Auch erhöhen sich die Chancen auf nachhaltige Reintegration, wenn die Betreffenden bereits in Deutschland wichtige Qualifikationen erwerben können sowie Beratung und Finanzierung für eine Unternehmensgründung im Herkunftsland erhalten. Vor allem in Ländern wie Nigeria mit seinem ausgeprägten informellen Sektor und erschwerten Zugang zu beruflicher Qualifizierung können Angebote wie Jobvermittlung, Weiterbildung und Startkapital für selbständige Arbeit attraktiv sein. Doch für die Lösung struktureller Probleme, die in den Herkunftsländern existieren und viele Menschen zur Flucht bewegen, sind die Reintegrationsprogramme nicht konzipiert.
Ein weiterer wichtiger Aspekt bei der Förderung ist die Freiwilligkeit der Rückkehr: Abschiebungen machen Beratung, Vorbereitung und Vorabqualifizierung praktisch unmöglich und erschweren so die Reintegration. Wenig Potential für eine positive Entwicklungswirkung bietet auch die staatlich unterstützte Ausreise von Menschen, deren Rückkehr zwar nicht unter physischem Zwang erfolgt, mangels Alternativen aber auch nicht als freiwillig bezeichnet werden kann.
Fazit
Aufgrund der Länderexpertise der Entwicklungszusammenarbeit sowie ihrer Umsetzungsstrukturen in Herkunftsländern ist es wenig verwunderlich, dass die Bundesregierung bei der Rückkehrförderung stärker auf EZ-Akteure und ihre Instrumente zurückgreifen möchte.
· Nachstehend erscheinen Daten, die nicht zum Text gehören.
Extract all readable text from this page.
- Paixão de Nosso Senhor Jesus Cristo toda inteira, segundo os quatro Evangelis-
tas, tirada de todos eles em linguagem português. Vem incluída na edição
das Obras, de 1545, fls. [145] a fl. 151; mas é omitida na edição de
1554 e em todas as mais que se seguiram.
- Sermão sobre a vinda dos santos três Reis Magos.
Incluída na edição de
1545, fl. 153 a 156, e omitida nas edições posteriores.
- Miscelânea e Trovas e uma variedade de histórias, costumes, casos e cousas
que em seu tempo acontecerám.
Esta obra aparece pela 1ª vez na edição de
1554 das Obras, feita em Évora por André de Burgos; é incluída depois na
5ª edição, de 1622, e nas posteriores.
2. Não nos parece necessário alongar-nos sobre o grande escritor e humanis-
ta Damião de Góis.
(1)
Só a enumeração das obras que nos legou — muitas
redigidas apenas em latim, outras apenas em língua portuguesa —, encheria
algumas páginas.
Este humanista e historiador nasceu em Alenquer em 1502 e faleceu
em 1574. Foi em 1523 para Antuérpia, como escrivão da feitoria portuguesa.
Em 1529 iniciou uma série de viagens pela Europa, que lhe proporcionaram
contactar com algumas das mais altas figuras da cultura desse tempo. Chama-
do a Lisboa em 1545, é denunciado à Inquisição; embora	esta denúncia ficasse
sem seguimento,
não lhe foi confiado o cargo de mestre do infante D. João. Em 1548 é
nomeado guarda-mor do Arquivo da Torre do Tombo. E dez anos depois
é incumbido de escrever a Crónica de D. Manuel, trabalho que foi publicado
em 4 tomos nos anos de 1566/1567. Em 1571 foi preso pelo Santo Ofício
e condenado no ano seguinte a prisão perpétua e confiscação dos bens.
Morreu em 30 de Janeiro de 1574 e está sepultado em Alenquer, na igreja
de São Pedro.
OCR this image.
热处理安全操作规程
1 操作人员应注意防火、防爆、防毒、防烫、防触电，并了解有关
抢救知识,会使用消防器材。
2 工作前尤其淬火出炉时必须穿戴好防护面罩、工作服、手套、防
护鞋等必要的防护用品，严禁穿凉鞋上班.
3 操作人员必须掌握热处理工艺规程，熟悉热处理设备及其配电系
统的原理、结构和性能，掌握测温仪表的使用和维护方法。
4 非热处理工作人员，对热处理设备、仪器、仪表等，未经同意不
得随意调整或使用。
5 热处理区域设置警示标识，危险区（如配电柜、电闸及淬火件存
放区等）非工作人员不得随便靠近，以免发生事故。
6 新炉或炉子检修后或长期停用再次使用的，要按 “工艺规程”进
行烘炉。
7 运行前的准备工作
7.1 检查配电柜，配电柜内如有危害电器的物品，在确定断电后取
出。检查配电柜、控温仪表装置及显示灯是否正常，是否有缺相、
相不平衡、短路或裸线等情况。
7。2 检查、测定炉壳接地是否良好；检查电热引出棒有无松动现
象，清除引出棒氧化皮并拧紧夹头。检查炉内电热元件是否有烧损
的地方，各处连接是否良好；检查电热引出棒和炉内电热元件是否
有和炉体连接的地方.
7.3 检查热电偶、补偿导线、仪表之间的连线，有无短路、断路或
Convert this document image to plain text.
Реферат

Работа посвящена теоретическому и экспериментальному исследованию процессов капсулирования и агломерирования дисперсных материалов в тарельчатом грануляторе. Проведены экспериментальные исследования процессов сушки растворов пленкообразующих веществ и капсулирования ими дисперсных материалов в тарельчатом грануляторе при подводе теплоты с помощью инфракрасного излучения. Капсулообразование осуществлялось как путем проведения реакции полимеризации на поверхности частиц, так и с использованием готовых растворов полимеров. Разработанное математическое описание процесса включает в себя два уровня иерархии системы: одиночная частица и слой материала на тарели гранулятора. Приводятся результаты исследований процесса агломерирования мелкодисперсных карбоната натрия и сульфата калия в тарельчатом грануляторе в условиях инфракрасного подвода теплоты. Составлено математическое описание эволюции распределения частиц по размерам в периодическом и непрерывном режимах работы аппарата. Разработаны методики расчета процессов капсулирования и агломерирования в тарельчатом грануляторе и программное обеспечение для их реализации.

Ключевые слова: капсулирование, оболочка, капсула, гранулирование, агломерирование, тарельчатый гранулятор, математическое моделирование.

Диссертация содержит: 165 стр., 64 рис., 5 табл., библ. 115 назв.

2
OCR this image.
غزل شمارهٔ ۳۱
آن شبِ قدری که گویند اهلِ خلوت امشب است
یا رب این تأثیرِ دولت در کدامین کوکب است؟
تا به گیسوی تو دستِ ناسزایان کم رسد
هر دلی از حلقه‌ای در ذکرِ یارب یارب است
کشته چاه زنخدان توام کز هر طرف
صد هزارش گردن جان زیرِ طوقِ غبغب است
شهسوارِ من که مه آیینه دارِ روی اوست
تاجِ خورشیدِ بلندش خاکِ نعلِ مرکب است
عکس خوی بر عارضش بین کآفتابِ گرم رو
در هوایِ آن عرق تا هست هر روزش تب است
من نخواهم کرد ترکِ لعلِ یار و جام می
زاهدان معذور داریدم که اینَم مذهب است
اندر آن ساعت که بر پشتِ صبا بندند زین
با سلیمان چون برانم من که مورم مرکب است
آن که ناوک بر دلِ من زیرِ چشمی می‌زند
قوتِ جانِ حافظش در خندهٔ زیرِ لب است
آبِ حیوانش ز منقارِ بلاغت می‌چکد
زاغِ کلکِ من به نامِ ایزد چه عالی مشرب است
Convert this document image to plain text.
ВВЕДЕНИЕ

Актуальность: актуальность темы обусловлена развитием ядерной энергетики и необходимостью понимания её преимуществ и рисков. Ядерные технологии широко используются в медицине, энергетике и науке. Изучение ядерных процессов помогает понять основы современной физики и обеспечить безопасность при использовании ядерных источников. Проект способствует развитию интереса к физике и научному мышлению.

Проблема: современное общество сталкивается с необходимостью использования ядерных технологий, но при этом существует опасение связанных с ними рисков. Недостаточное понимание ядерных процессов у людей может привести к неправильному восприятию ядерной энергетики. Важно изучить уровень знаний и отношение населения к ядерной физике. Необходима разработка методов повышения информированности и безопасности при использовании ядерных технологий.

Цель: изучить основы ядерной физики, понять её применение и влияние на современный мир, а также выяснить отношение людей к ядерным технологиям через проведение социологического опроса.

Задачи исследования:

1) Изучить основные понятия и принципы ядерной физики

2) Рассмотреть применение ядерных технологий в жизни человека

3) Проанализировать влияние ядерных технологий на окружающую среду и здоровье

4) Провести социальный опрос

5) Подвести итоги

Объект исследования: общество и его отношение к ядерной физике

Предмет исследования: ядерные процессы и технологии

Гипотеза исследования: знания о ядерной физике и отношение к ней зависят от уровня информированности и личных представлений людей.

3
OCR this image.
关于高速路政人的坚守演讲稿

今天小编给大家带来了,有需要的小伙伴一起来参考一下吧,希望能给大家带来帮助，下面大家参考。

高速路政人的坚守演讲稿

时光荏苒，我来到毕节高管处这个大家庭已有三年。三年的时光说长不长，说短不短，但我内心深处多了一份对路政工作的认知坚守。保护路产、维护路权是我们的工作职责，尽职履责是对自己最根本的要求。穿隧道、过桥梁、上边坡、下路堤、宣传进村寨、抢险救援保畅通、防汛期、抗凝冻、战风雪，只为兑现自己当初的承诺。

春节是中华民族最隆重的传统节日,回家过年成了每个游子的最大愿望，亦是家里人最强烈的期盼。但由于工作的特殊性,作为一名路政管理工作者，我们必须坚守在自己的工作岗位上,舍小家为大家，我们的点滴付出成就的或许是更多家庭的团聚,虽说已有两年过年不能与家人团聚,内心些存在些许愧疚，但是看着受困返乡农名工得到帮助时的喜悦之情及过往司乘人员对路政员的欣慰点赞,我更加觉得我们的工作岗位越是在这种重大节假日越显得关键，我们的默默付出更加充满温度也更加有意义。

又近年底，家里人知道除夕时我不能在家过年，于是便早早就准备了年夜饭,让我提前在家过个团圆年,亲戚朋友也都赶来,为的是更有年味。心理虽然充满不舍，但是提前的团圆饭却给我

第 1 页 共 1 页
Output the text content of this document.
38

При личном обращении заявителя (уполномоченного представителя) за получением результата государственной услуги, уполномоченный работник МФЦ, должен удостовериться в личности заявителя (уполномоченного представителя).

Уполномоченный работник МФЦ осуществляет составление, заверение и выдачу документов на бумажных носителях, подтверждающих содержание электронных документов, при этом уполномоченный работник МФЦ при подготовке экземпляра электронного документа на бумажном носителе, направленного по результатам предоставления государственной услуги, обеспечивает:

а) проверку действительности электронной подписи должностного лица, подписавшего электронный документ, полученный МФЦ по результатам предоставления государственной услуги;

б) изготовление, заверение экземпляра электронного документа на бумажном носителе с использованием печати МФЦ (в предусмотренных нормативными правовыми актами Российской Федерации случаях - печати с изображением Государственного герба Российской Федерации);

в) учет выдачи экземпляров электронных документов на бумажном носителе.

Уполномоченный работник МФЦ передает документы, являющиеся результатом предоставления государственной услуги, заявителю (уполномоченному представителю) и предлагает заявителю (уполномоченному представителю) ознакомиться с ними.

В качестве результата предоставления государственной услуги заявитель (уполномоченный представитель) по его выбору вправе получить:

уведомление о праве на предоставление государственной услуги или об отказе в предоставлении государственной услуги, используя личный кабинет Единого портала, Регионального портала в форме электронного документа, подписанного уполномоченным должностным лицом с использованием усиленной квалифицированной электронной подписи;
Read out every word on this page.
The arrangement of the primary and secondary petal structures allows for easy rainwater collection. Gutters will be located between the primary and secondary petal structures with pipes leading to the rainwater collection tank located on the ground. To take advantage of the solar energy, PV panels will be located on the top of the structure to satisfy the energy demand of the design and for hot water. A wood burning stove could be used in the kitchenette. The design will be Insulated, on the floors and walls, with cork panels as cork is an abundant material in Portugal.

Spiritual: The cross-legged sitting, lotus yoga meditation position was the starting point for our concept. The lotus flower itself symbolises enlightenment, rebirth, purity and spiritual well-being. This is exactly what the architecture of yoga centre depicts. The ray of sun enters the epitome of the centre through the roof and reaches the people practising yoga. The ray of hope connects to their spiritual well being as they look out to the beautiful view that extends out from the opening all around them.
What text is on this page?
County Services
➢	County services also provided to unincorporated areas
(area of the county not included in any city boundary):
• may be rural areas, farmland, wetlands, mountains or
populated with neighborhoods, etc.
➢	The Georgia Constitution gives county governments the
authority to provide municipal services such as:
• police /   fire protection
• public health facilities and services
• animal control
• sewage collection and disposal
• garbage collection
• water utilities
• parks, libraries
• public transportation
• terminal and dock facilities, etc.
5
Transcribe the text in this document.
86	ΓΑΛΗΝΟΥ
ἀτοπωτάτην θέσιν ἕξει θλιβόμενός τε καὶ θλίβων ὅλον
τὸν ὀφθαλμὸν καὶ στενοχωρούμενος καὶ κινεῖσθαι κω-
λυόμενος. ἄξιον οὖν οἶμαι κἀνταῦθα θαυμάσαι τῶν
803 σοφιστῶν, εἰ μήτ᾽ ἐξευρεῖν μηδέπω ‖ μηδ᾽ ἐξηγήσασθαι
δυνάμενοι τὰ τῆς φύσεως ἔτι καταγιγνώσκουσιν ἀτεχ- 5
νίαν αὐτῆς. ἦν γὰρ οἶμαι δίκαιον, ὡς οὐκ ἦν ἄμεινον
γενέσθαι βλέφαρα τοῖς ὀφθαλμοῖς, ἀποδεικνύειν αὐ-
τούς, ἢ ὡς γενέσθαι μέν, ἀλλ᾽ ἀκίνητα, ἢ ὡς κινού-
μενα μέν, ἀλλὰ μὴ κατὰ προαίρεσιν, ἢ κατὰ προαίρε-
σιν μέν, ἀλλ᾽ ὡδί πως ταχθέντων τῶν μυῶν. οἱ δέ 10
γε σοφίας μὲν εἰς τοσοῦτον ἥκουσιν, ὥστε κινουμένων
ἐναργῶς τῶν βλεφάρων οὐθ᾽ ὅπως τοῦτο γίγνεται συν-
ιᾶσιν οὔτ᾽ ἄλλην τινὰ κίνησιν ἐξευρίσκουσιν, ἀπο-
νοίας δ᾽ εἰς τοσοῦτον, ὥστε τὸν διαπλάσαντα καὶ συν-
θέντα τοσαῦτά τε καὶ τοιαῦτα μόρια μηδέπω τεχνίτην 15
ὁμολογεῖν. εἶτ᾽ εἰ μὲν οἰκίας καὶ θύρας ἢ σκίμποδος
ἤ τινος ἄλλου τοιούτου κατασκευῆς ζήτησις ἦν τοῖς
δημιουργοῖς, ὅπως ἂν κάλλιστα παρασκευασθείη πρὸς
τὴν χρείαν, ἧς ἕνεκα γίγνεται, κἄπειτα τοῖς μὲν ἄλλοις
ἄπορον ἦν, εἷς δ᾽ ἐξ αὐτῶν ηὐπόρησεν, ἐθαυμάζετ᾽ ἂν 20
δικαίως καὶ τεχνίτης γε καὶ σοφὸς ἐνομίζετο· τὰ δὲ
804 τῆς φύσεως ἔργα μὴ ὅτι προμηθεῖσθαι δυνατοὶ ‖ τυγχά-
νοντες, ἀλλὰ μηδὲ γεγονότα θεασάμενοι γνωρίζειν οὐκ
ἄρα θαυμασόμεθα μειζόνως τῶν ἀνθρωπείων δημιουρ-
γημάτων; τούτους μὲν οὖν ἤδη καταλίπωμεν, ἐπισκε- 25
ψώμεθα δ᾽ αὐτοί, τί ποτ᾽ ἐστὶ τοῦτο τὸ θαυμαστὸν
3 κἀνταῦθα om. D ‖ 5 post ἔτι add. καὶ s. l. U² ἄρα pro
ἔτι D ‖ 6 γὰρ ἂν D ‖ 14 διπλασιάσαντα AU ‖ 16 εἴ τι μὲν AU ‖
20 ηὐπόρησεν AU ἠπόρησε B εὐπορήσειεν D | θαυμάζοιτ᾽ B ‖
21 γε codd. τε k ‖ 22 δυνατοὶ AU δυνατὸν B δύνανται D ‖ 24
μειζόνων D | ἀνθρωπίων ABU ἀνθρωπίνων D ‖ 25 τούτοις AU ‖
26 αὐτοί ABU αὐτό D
Die deutsche Rückkehrpolitik ist zwar vor allem innenpolitisch motiviert, aber das zuständige Bundesinnenministerium kann sich nicht auf vergleichbare Erfahrungen und Wissen in Entwicklungs- und Schwellenländern stützen. Allerdings fallen Programme zur Förderung der Rückkehr aus Deutschland nicht in den klassischen Zuständigkeitsbereich der Entwicklungspolitik. Sie verfolgt Ziele wie Armutsminderung, Förderung von Menschenrechten oder Klimaschutz und richtet sich an den Zielen für nachhaltige Entwicklung aus. Rückkehrprogramme bergen daher Reputationsrisiken für entwicklungspolitische Akteure, weil sie deren Glaubwürdigkeit verringern können. Daher besteht die Gefahr, dass künftige partnerschaftliche Zusammenarbeit mit der Zivilgesellschaft, EZ-Zielgruppen oder Behörden in Entwicklungsländern erschwert wird und sich der Handlungsspielraum von EZ-Akteuren auf diese Weise reduziert.
Zwar können EZ-Programme einzelnen Rückkehrern die individuelle Reintegration erleichtern und mögliche Härten mildern. Es ist jedoch nicht davon auszugehen, dass die Programme die strukturellen Bedingungen in den Herkunftsländern so weit verbessern können, dass Rückkehr für Ausreisepflichtige in Deutschland eine attraktive Option wird und aus freien Stücken erfolgt. Eine positive Entwicklungswirkung ist daher ebenfalls nur in eingeschränktem Maße zu erwarten.
In diesem Spannungsfeld zwischen innenpolitischen Ansprüchen und entwicklungspolitischen Grundsätzen sollte die EZ rote Linien bei der Förderung von Rückkehr ziehen. So sollte Entwicklungszusammenarbeit immer den Mindestansprüchen eines Do-No-Harm-Ansatzes genügen. Dieser steht nämlich dann in Frage, wenn mit dem Hinweis auf Entwicklungsprogramme die Rückkehr gerade in Krisenländer gerechtfertigt wird. Zudem sollte sich die Entwicklungspolitik weiterhin klar davon distanzieren, Abschiebungen logistisch oder organisatorisch zu unterstützen.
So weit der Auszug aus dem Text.